A new protocol that did all the stuff as a transport protocol, markup language, and scripting language would be a bloated mess. There's a reason that the functionality is separated this way. People often use each of these technologies separately.
Re:Not any time soon (Score:2)
Agreed, and what I voted as well. While a lot of newer hardware and OS's support it, and have the IPv6 stack ready, I think a major hurdle is going to be all the existing applications, whether older commercial apps and custom business apps, everywhere very rarely support IPv6. If DNS is used, then maybe no change there is needed, but any app that needs to point to a server or another PC on the network usually has an option for hardcoded IP's, and none of these apps have I ever seen use IPv6, and all have the normal IPv4 address space.
The other major hurdle is going to be some of the lesser hardware gear that no-one really thinks about, this includes existing building monitoring/automation system, safety/fire systems, entry/security systems, and anything else that runs on embedded hardware and PLC systems. Many of these types of systems sit on the network, and most are IPv4 only. These types of systems are rarely (if ever) upgraded and are deployed and last in field for very long periods of time...sometimes the life of a building, or at least decades.
Because of these drawbacks, I think at the very closest we will see a hybrid net (which would be close to a new internet), where most or all LAN's remain IPv4 internally, and get NAT'd like they currently public IPv6 addresses. So similar to our topology now, where say everything in my house stays IPv4 within my house LAN, but my Router's public WAN address is IPv6 to my ISP. This would give ISP's and businesses more IP's to mess with, but not require hardware and software within a LAN environment to worry about IPv6. Somehow I doubt that we'd even see this scenario any time real soon.
Re:IPv6 already massively deployed (Score:2)
IPv6 is already massively deployed in the United States.
Example: all major hosting providers support IPv6.
Thank you for this informative post. I was under the impression that at least the Linux network stack and, most probably, the Win 7-8 network stack are fully IPv6 compatible. I know my router is IPv6 compatible and I had used IPv6 briefly in the past (via tunneling) out of curiosity. So, why is everyone so pessimistic? How hard can it be to just enable IPv6 if everything is ready at the user side?

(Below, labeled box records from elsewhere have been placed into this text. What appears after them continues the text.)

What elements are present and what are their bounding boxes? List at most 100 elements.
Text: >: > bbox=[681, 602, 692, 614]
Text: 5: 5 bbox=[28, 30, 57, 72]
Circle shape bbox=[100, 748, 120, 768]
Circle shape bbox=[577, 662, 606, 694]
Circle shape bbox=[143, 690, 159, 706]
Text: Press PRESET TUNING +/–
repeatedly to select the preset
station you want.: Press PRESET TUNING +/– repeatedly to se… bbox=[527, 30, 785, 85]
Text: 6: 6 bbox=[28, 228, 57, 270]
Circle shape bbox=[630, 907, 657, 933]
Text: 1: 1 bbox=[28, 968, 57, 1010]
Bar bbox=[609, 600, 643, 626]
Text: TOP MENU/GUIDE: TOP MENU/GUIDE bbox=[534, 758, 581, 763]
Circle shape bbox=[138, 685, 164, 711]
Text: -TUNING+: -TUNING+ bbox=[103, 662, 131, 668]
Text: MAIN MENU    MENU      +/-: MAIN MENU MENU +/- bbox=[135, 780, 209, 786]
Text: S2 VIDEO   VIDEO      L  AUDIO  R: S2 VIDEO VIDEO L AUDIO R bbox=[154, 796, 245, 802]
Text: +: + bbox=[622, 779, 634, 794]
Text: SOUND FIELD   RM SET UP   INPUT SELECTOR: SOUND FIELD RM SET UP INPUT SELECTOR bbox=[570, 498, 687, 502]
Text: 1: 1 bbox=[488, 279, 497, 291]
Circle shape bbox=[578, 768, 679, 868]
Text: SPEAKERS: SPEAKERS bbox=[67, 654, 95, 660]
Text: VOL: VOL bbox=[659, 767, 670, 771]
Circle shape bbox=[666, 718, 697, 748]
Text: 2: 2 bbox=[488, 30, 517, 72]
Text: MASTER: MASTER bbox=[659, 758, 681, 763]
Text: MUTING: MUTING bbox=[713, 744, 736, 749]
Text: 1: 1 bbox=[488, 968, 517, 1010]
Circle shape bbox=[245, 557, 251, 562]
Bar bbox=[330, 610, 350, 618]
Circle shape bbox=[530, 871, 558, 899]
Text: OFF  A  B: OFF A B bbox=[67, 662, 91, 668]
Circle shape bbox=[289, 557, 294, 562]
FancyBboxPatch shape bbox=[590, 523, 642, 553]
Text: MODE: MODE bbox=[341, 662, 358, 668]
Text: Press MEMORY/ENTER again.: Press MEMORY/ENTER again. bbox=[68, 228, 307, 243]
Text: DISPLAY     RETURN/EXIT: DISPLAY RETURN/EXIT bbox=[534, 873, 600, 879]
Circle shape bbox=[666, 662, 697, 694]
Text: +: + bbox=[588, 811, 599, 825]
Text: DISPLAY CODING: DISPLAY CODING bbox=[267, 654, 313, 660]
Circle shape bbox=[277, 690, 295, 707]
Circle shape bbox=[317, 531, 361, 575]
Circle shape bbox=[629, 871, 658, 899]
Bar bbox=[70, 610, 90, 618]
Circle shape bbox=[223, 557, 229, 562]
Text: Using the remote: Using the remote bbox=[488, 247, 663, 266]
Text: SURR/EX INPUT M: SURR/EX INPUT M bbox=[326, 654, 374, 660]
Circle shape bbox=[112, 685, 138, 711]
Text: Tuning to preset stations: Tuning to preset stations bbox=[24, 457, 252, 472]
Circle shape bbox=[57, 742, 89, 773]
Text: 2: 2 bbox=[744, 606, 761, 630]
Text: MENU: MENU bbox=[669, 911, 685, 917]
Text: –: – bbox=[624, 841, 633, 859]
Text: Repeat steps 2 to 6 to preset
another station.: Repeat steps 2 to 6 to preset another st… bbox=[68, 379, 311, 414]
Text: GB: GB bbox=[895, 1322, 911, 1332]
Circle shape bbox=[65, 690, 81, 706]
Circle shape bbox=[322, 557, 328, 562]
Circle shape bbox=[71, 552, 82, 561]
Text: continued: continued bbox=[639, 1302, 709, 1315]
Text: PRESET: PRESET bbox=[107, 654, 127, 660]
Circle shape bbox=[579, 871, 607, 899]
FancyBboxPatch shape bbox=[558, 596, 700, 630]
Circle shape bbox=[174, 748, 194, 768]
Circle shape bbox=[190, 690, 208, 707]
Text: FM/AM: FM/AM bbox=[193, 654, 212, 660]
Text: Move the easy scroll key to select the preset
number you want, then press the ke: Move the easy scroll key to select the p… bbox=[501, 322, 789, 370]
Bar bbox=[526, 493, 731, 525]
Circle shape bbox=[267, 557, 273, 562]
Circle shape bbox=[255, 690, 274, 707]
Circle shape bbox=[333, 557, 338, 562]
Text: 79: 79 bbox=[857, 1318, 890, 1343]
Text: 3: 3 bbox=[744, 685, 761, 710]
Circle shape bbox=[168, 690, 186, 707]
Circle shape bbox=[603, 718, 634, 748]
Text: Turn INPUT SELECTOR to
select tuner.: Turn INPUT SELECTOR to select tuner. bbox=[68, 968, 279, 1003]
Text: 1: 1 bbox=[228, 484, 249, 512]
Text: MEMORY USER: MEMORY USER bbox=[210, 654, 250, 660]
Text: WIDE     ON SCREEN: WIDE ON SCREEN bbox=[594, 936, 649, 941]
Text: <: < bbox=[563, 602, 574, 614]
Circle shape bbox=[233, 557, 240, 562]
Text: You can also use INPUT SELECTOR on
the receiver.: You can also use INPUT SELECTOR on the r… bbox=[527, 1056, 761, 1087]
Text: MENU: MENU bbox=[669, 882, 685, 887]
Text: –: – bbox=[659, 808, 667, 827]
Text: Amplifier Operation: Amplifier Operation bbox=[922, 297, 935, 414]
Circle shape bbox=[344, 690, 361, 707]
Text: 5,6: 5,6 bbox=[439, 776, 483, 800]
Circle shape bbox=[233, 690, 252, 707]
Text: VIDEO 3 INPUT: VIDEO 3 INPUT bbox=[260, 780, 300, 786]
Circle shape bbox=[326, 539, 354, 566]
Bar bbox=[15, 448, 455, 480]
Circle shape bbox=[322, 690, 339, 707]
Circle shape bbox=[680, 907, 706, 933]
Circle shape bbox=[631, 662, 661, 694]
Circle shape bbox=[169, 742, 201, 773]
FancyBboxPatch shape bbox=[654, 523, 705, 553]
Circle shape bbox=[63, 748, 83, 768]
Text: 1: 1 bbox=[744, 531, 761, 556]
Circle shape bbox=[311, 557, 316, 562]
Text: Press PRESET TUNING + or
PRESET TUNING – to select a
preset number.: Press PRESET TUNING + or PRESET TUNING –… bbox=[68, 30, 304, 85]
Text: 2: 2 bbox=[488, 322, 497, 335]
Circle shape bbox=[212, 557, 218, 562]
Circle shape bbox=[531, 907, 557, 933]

IPv6 already massively deployed (Score:2)
I think the problem comes in that not every web server in the world supports ipv6. Heck, when I was setting up a personal web server, I was sort of tempted to disable ipv6 because fail2ban doesn't support it and so it represents a bit of a security hole in that a cracker can bypass the security by simply using ipv6. (But I decided to do The Right Thing for the Internet and left it on, even though no-one relies on it right now)
I'd be curious to see the results from someone who has ipv6 but NOT ipv4 in day to day browsing, as that's the scenario we're ultimately looking at when v4 addresses dry up - not people who are running both, like now, but people who are exclusively running v6. Would they then only half half an internet with loads of blackspots due to sites that haven't adopted v6 yet.